Continuum of Conflict, 2015 U.S. National Military Strategy |
It offers another kind of list, though, based on the Defense Planning Scenarios. Since each scenario is assigned a numerical value, and since real numbers are well ordered we suddenly have a continuum of conflict. This model may be useful--it certainly makes the complex simple--but is it right in the ways that matter? The continuum makes each of the types of conflict shown effectively similar, differing only in degree. Even the implication of such a continuum is dangerous if it leads military planners to believe the ways and means associated with these forms of conflict identical or that one form of conflict can be compartmentalized in our thinking. Perhaps some room should be made for the notion that more is not always simply more; sometimes more is different, but this is an idea explicitly excluded from an ordering like that presented here.
Blind Men Building Models of an Elephant |
Modeling Counterinsurgency in Afghanistan |
Or what about our models of human nature and the international system. Are we classical realists, structural realists, institutionalists, Romantics, Marxists, or something else? The structural realism of Kenneth Waltz is famously parsimonious, abstracting a great deal into billiard balls that interact on the basis of power alone (a description that is itself more parsimonious than is fair). But this leaves us with a model that cannot explain critical phenomena and necessitates expansion and refinement--see Stephen Walt's balance of threat, for example, a socially constructed concept outside the Waltz model. In the end, we are faced with a model and not with reality, with approximations of truth and not with truth itself.
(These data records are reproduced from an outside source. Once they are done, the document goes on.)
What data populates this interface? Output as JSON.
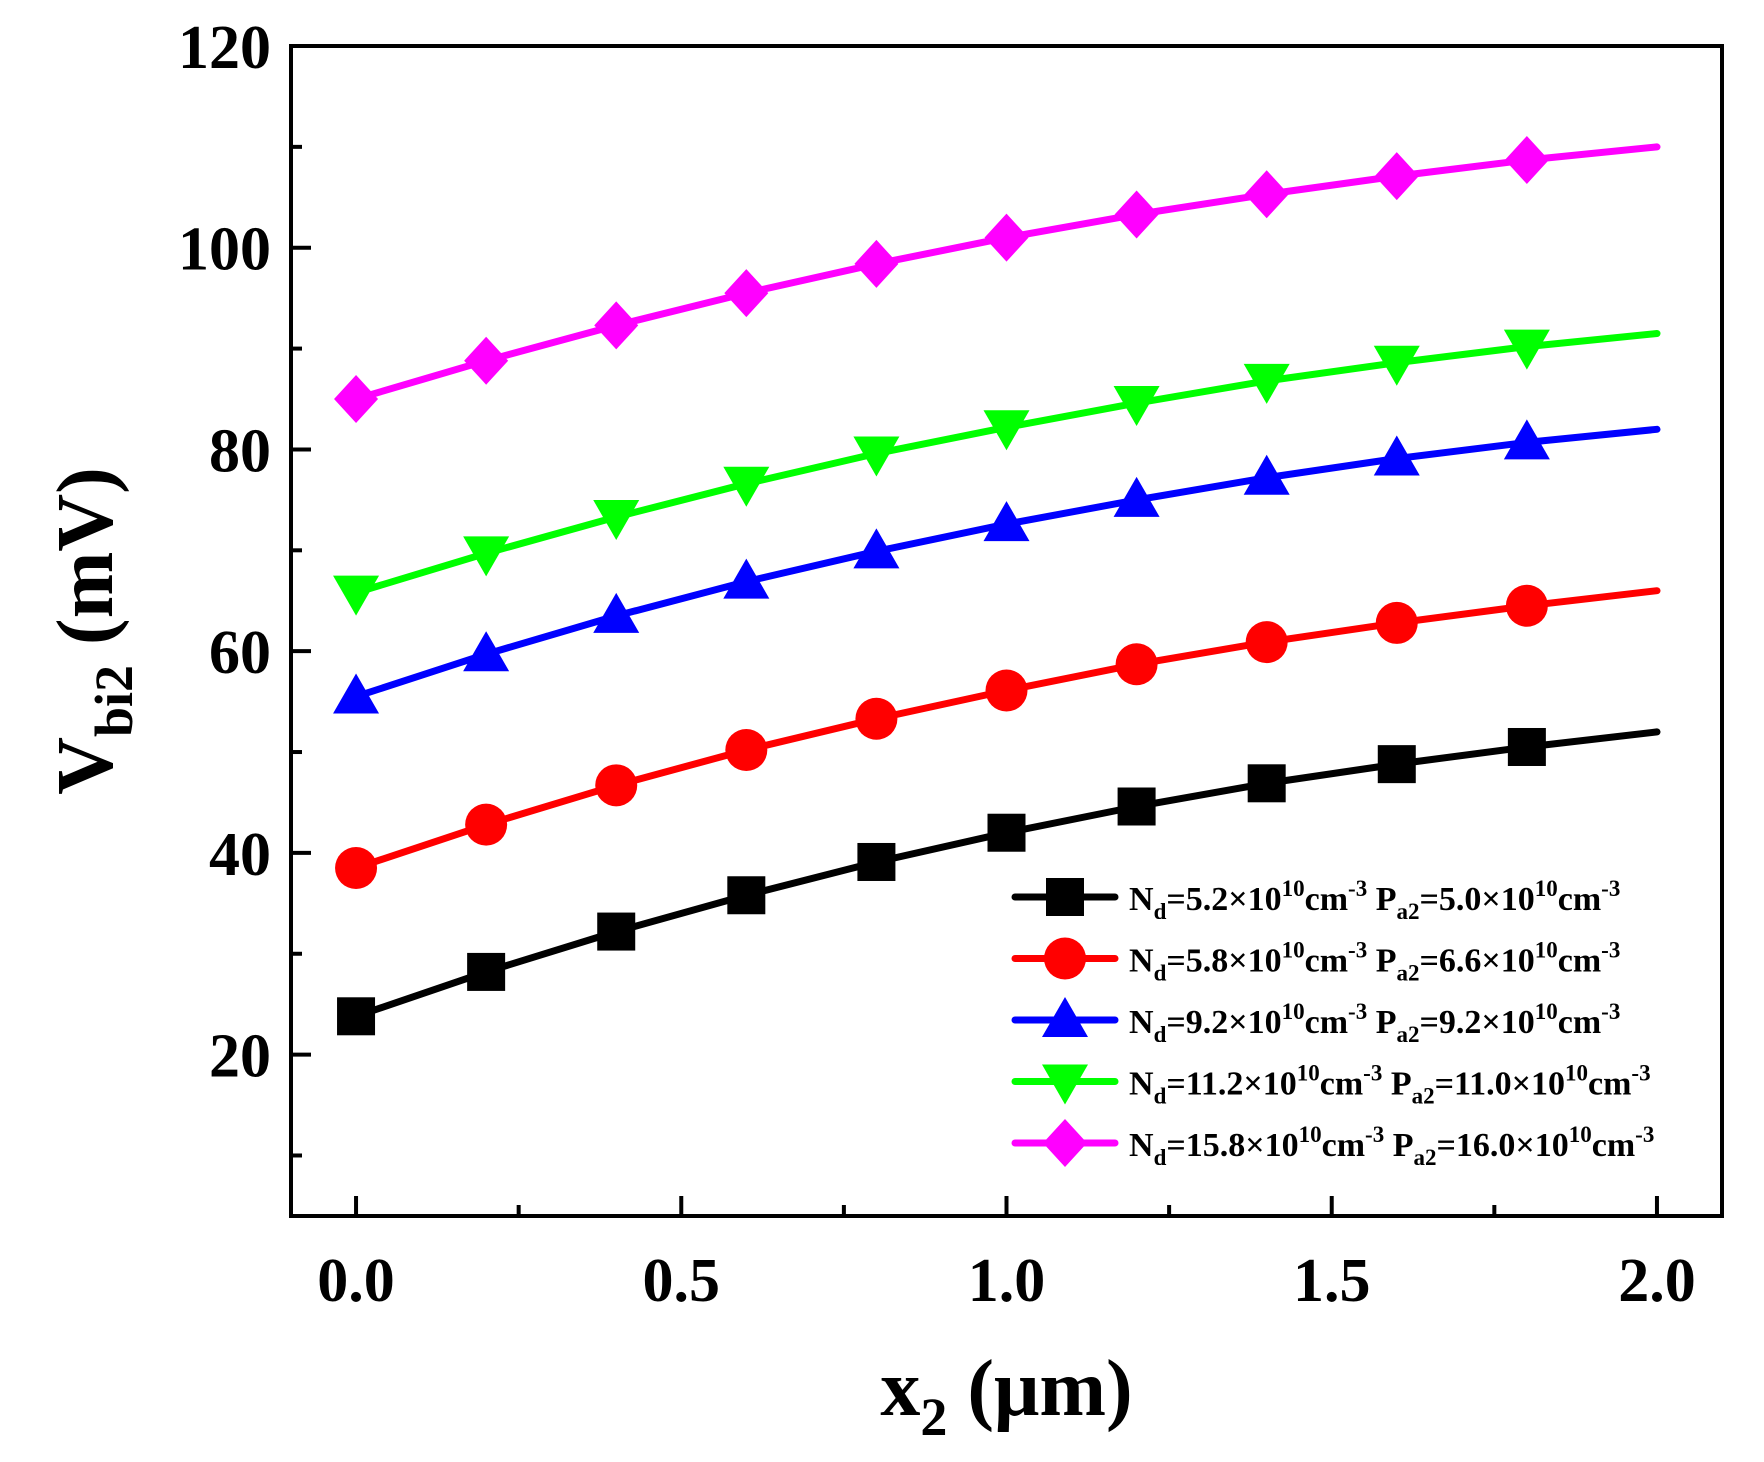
{
  "chart_data": {
    "type": "line",
    "title": "",
    "xlabel": {
      "main": "x",
      "sub": "2",
      "unit": " (μm)"
    },
    "ylabel": {
      "main": "V",
      "sub": "bi2",
      "unit": " (mV)"
    },
    "xlim": [
      -0.1,
      2.1
    ],
    "ylim": [
      4,
      120
    ],
    "x_ticks": [
      0.0,
      0.5,
      1.0,
      1.5,
      2.0
    ],
    "x_tick_labels": [
      "0.0",
      "0.5",
      "1.0",
      "1.5",
      "2.0"
    ],
    "x_minor_ticks": [
      0.25,
      0.75,
      1.25,
      1.75
    ],
    "y_ticks": [
      20,
      40,
      60,
      80,
      100,
      120
    ],
    "y_tick_labels": [
      "20",
      "40",
      "60",
      "80",
      "100",
      "120"
    ],
    "y_minor_ticks": [
      10,
      30,
      50,
      70,
      90,
      110
    ],
    "grid": false,
    "legend_position": "bottom-right",
    "x": [
      0.0,
      0.2,
      0.4,
      0.6,
      0.8,
      1.0,
      1.2,
      1.4,
      1.6,
      1.8,
      2.0
    ],
    "marker_x": [
      0.0,
      0.2,
      0.4,
      0.6,
      0.8,
      1.0,
      1.2,
      1.4,
      1.6,
      1.8
    ],
    "series": [
      {
        "name": "Nd=5.2×10^10cm^-3 Pa2=5.0×10^10cm^-3",
        "legend_parts": [
          [
            "N",
            ""
          ],
          [
            "d",
            "sub"
          ],
          [
            "=5.2×10",
            ""
          ],
          [
            "10",
            "sup"
          ],
          [
            "cm",
            ""
          ],
          [
            "-3",
            "sup"
          ],
          [
            " P",
            ""
          ],
          [
            "a2",
            "sub"
          ],
          [
            "=5.0×10",
            ""
          ],
          [
            "10",
            "sup"
          ],
          [
            "cm",
            ""
          ],
          [
            "-3",
            "sup"
          ]
        ],
        "color": "#000000",
        "marker": "square",
        "values": [
          23.8,
          28.2,
          32.2,
          35.8,
          39.1,
          42.0,
          44.6,
          46.9,
          48.8,
          50.5,
          52.0
        ]
      },
      {
        "name": "Nd=5.8×10^10cm^-3 Pa2=6.6×10^10cm^-3",
        "legend_parts": [
          [
            "N",
            ""
          ],
          [
            "d",
            "sub"
          ],
          [
            "=5.8×10",
            ""
          ],
          [
            "10",
            "sup"
          ],
          [
            "cm",
            ""
          ],
          [
            "-3",
            "sup"
          ],
          [
            " P",
            ""
          ],
          [
            "a2",
            "sub"
          ],
          [
            "=6.6×10",
            ""
          ],
          [
            "10",
            "sup"
          ],
          [
            "cm",
            ""
          ],
          [
            "-3",
            "sup"
          ]
        ],
        "color": "#ff0000",
        "marker": "circle",
        "values": [
          38.5,
          42.8,
          46.7,
          50.2,
          53.3,
          56.1,
          58.7,
          60.9,
          62.8,
          64.5,
          66.0
        ]
      },
      {
        "name": "Nd=9.2×10^10cm^-3 Pa2=9.2×10^10cm^-3",
        "legend_parts": [
          [
            "N",
            ""
          ],
          [
            "d",
            "sub"
          ],
          [
            "=9.2×10",
            ""
          ],
          [
            "10",
            "sup"
          ],
          [
            "cm",
            ""
          ],
          [
            "-3",
            "sup"
          ],
          [
            " P",
            ""
          ],
          [
            "a2",
            "sub"
          ],
          [
            "=9.2×10",
            ""
          ],
          [
            "10",
            "sup"
          ],
          [
            "cm",
            ""
          ],
          [
            "-3",
            "sup"
          ]
        ],
        "color": "#0000ff",
        "marker": "triangle-up",
        "values": [
          55.5,
          59.7,
          63.5,
          66.9,
          69.9,
          72.6,
          75.0,
          77.2,
          79.1,
          80.7,
          82.0
        ]
      },
      {
        "name": "Nd=11.2×10^10cm^-3 Pa2=11.0×10^10cm^-3",
        "legend_parts": [
          [
            "N",
            ""
          ],
          [
            "d",
            "sub"
          ],
          [
            "=11.2×10",
            ""
          ],
          [
            "10",
            "sup"
          ],
          [
            "cm",
            ""
          ],
          [
            "-3",
            "sup"
          ],
          [
            " P",
            ""
          ],
          [
            "a2",
            "sub"
          ],
          [
            "=11.0×10",
            ""
          ],
          [
            "10",
            "sup"
          ],
          [
            "cm",
            ""
          ],
          [
            "-3",
            "sup"
          ]
        ],
        "color": "#00ff00",
        "marker": "triangle-down",
        "values": [
          65.8,
          69.7,
          73.3,
          76.6,
          79.6,
          82.2,
          84.6,
          86.8,
          88.6,
          90.2,
          91.5
        ]
      },
      {
        "name": "Nd=15.8×10^10cm^-3 Pa2=16.0×10^10cm^-3",
        "legend_parts": [
          [
            "N",
            ""
          ],
          [
            "d",
            "sub"
          ],
          [
            "=15.8×10",
            ""
          ],
          [
            "10",
            "sup"
          ],
          [
            "cm",
            ""
          ],
          [
            "-3",
            "sup"
          ],
          [
            " P",
            ""
          ],
          [
            "a2",
            "sub"
          ],
          [
            "=16.0×10",
            ""
          ],
          [
            "10",
            "sup"
          ],
          [
            "cm",
            ""
          ],
          [
            "-3",
            "sup"
          ]
        ],
        "color": "#ff00ff",
        "marker": "diamond",
        "values": [
          85.0,
          88.8,
          92.3,
          95.5,
          98.4,
          101.0,
          103.3,
          105.3,
          107.1,
          108.7,
          110.0
        ]
      }
    ]
  }
}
This notion is particularly important in thinking about the veracity and utility of our models. They are, in fact, models. In all cases, the intent is an "adequate representation of a single datum of experience." But in studying our models we can become detached from experience and attach ourselves to the models themselves, associate our intellectual value with their form and behavior, and make them into things worthy of study unto themselves. In short, we are wont to reify them, a process Peter Berger and Thomas Luckman describe as
... the apprehension of the products of human activity as if they were something else than human products-such as facts of nature, results of cosmic laws, or manifestations of divine will. Reification implies that man is capable of forgetting his own authorship of the human world, and further, that the dialectic between man, the producer, and his products is lost to consciousness. The reified world is ... experienced by man as a strange facticity, an opus alienum over which he has no control rather than as the opus proprium of his own productive activity.
Auguste Rodin, The Thinker |
Finally, if the model is wrong, we must demand a new model more closely aligned to the question of interest, a model right enough to be useful. And this is not just a task for analysts and mathematicians, though it is our duty. This is a task for planners, strategists, operators, decision makers, and everyone else. We must seek the truth, even if we may not find it.
First, however, we should probably scrub Box's exculpatory and damaging aphorism from our decision-making discourse.